Going back on personal experiences, I remember being a few years younger and condemning someone (no names) as ‘evil’ after a situation. Looking back at it, I realise that I’d misjudged, and that it was probably a perception fault on both sides that led to this belief, but at the time, I was genuinely hurt. When I think back (and I’m thinking of V for Vendetta for this, because V has some very nice lines to reflect on), I realise it wasn’t the person who was evil, but the idea. All because of how I had perceived it. I could have taken the situation a different way, maybe laughed, but at the time, I took it to heart, and labelled it as little more than malicious.

So what is evil? For me, evil isn’t truly definable. What one views as evil, another may see differently. The point of having a right to taking someone’s life was raised in the class, and the idea (again, all about the idea, like V said) could raise split opinions on the evil behind the act. As Tash mentioned, I raised a few questions with her about it. Would it be bad, if say, they were diagnosed with a terminal illness and just wanted to be put out of their misery? Or already caused the deaths and suffering of many? Do we consider those fair, if not humane terms to kill someone? Rather than in cold blood, where a serial killer is deemed as 'evil' for his pointless hunger for blood? We have it ingrained at birth (usually. No promises. I really hope it is though) that murder is wrong, almost like an evil act that only the most wicked partake in.

Back to the idea of what is evil, and again, is not truly definable. If I said it was, I’d be lying to you all, and myself. For me, you can’t just put a name or a word to evil and expect it to fit forever. The internet describes evil as, “Profoundly immoral and wicked.” I’d agree with this, but it wouldn’t fit everything.

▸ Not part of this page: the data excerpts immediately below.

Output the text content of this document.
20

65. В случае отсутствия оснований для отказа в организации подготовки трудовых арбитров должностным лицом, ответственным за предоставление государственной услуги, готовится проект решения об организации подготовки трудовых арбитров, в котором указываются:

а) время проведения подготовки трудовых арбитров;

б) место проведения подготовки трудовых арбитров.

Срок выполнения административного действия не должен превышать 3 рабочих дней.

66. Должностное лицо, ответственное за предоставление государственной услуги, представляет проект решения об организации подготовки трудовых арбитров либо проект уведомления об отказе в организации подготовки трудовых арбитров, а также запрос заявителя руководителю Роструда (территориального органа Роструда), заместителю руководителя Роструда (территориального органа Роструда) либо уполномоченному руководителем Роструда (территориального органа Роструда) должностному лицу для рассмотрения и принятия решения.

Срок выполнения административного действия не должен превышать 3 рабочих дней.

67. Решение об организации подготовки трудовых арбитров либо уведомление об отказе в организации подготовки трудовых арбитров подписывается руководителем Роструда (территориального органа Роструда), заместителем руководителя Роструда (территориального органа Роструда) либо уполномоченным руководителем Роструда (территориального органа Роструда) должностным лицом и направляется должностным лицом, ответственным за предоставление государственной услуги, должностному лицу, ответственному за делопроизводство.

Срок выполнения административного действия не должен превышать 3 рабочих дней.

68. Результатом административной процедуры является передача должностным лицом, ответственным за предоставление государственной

Conformity. A thinking question asks that, and a question asks if ‘evil’ people know they are ‘evil’. I think these ‘evil’ people want to say they aren’t, the same ways others want to say they are. As a society, we have issues admitting when we’re wrong (or at least I do, but I wasn’t good at math anyway, no snobby nature intended) and this isn’t exempt to evil acts. We conform to the idea that all actions have beneficial purposes, like shooting someone, even when the wrongs still outweigh the rights. Conformity, like the whole Nazi Germany issue, is still evil, but in a different sense. It isn’t immoral, nor particularly wicked, I refuse to believe every Nazi believed that Hitler was 100% right, and didn’t ever voice doubt about their actions. Their evil could be described as not realising the degree of terror they were inflicting. Linking this to confronting authority, I believe it is hard because authority doesn’t like to be confronted. On a whole scale level, confronting it is challenging it, and a challenge can threaten authority. Confronting another person can usually be hard enough as it is, but to challenge a whole government? It’s a whole other level. The talks of governments punishing those who speak out against unfairness instill fear against more potential rebels. As it is said in V for Vendetta though, “People should not be afraid of their governments, governments should be afraid of their people”. Truthfully, it’s a two-way street. We fear our government, the government fears us. We have the power (democracy allows me to say this about us). Who knows if National can get enough votes in the next election? As for trustworthy authority, the only one there is would be ourselves. Anyone can be an authority figure, but we would never know all of their true intentions. The only people we’d know back-to-front is ourselves, and it has been said everyone has a little evil inside of them. It’s just a case of whether you need to use it at all, and how you use it. I’m choosing to believe that evil can be used for good… but does that still make it evil?